Alexander Schaaf

Deploy a NextJS app on a Raspberry Pi using Gitlab CI/CD

I’ve built a small web app using NextJS and wanted a convenient way to deploy it on my Raspberry Pi for use within my local network. I wanted to have a CI/CD pipeline which reacts to me pushing new code to the main branch of my project repository to create a producton build and deploys it locally. Through work I have experience with the GitLab CI/CD pipeline, and I realized that they also offer their GitLab Runner as a stand-alone open-source software that I can run on my RBPi and register as the CI/CD runner on any of my GitLab repositories hosted on GitLab.com.

I’m running Ubuntu Server on my RBPi, so the entire tutorial should be applicable to any device running Ubuntu.

Making the runner work

The first step is to actually install the GitLab runner on the RBPi and register it with out GitLab repository.

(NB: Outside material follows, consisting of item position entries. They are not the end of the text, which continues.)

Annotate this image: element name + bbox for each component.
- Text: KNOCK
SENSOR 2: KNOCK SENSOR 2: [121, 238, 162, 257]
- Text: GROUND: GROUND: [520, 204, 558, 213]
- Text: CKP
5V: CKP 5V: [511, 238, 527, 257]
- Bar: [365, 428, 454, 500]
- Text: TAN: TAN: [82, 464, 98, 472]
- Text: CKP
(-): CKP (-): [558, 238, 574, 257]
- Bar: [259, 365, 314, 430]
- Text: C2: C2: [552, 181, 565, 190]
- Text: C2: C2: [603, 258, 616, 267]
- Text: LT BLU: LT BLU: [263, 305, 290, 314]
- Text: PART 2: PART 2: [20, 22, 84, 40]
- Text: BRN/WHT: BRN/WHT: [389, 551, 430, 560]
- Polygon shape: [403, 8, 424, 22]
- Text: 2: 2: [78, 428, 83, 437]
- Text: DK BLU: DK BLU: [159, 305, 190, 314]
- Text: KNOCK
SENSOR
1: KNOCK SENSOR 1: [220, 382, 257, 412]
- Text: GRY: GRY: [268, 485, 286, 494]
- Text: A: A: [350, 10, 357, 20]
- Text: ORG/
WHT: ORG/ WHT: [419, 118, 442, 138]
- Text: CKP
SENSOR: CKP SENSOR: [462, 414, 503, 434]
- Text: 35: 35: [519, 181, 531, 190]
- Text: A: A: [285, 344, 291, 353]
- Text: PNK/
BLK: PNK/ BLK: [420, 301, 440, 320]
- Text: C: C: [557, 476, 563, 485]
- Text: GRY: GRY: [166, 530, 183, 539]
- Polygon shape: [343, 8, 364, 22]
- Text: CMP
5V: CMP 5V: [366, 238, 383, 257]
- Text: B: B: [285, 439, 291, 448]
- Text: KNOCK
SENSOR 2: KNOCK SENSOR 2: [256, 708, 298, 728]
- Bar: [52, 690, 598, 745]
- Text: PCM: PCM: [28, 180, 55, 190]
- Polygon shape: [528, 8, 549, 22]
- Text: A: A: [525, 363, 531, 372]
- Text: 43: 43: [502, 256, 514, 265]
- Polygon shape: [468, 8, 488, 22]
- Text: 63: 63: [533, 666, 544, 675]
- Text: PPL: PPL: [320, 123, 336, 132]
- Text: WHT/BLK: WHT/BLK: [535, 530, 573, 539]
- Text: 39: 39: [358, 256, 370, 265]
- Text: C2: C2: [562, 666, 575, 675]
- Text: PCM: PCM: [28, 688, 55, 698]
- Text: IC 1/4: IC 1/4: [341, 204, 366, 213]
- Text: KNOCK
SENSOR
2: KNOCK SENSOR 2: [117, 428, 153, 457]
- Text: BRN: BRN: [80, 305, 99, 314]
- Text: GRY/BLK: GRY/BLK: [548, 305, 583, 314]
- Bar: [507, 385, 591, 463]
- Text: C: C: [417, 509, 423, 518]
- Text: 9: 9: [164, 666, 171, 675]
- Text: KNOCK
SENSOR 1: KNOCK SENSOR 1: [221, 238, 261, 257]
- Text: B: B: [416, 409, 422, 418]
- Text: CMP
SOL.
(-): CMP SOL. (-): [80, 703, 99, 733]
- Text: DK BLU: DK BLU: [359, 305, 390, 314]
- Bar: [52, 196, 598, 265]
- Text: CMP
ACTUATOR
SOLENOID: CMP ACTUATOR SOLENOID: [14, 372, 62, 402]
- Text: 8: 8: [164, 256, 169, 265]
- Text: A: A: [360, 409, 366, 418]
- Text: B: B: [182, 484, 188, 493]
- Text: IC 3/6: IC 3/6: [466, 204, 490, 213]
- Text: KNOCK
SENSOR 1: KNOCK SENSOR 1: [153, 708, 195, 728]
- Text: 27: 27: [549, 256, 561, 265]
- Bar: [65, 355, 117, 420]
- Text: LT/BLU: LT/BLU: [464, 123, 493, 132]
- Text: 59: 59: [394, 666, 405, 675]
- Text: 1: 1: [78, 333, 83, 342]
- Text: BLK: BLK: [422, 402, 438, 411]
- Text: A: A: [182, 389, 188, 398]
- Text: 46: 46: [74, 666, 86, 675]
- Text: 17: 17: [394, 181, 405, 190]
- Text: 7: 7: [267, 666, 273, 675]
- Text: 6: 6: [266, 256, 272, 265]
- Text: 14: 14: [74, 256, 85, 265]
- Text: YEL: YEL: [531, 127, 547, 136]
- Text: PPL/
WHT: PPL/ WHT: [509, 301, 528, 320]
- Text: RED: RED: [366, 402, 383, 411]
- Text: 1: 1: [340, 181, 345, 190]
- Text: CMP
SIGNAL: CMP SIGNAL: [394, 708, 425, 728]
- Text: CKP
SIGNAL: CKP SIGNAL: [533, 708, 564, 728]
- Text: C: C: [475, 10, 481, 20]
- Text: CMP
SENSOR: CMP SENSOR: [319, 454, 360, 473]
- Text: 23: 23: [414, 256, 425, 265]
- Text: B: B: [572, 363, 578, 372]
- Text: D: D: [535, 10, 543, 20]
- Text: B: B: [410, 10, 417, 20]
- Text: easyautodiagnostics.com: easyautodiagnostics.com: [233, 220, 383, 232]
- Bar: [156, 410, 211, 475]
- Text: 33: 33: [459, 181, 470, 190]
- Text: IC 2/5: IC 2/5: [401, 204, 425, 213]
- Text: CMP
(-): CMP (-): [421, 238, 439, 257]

Add the official GitLab repository:

curl -L "https://packages.gitlab.com/install/repositories/runner/gitlab-runner/script.deb.sh" | sudo bash

And then install it using

sudo -E apt-get install gitlab-runner

This will automatically install the right version for your device, e.g. the arm64 version for the Raspberry Pi 4.

Then we need to register the GitLab repository with our runner by using the provided registration token of our repository. You can find this one in your repository Settings > CI/CD when expanding the Runners section.

sudo gitlab-runner register -n \
  --url https://gitlab.com/ \
  --registration-token $REGISTRATION_TOKEN \
  --executor shell \
  --description "<runner description>"

This will ask you for an executor. I went with the shell executor. Then make sure to add the GitLab runner to the Docker user group by running sudo usermod -aG docker gitlab-runner.

Then we have to add the GitLab runner to the list of sudoers by opening up the file /etc/sudoers and appending gitlab-runner ALL=(ALL) NOPASSWD: ALL at the end.

Make sure there’s no .bash_logout file present in your home folder or at /home/gitlab-runner/ as this can fail your pipeline.

Setting up Docker and the CI/CD pipeline

Our deployment will be done using Docker. For that we need a Dockerfile at the root of our project. Thankfully, NextJS already provides one here that I just copy-pasted into my project root. Feel free to craft your own though if you want a simpler one.

Next up we create a .gitlab-ci.yml file at the root of our project repository. Now we can define a first stage of our pipeline. Jobs withing a stage will be executed in parallel, while different stages will be run consecutively. Commonly, different stages are used for testing, building and deployment. But for my personal project I’m happy to just go with a combined build & deploy stage.

So we specify the deploy stage and add a job called deploy-prod to it. Within the script block we can specify the commands to execute during this job. We need to build our Docker container using docker build . -t <your tag> and then run it using docker run -d -p 3000:3000 --rm --name <your tag> <name>.

The result will look like this:

# .gitlab-ci.yml
image: docker
services:
  - docker:dind
stages:
  - deploy
deploy-prod:
  stage: deploy
  script:
    # build the from the Dockerfile in current folder . and
    # give the resulting image a (-t) tag / name
    - docker build . -t <tag>
    # run docker container in (-d) detached mode and allow it
    # to be (-rm) removed when it exits or the Docker daemon exits
    - docker run -d -p 3000:3000 --rm --name <tag> <running name>

Running the pipeline

Running the pipeline is as simple as pushing new code to the repository on GitLab. Our runner will immediately notice and start running our defined pipeline. Upon success you can access your Next app on http://<raspberrypi IP address>:3000/ within your local network!

But the pipeline will now trigger on every push to the repository no matter to which branch. We can fix that by adding the only keyword to our deploy-prod job, specifying to only run the job on whenever we push to the main branch:

step-deploy-prod:
  # ...
  only:
    - main

This will allow us to happily keep pushing to feature branches without triggering our deployment. Another useful thing might be to set up a separate testing stage with a job that runs our projects test suite and only runs on merge requests: only: - merge_requests.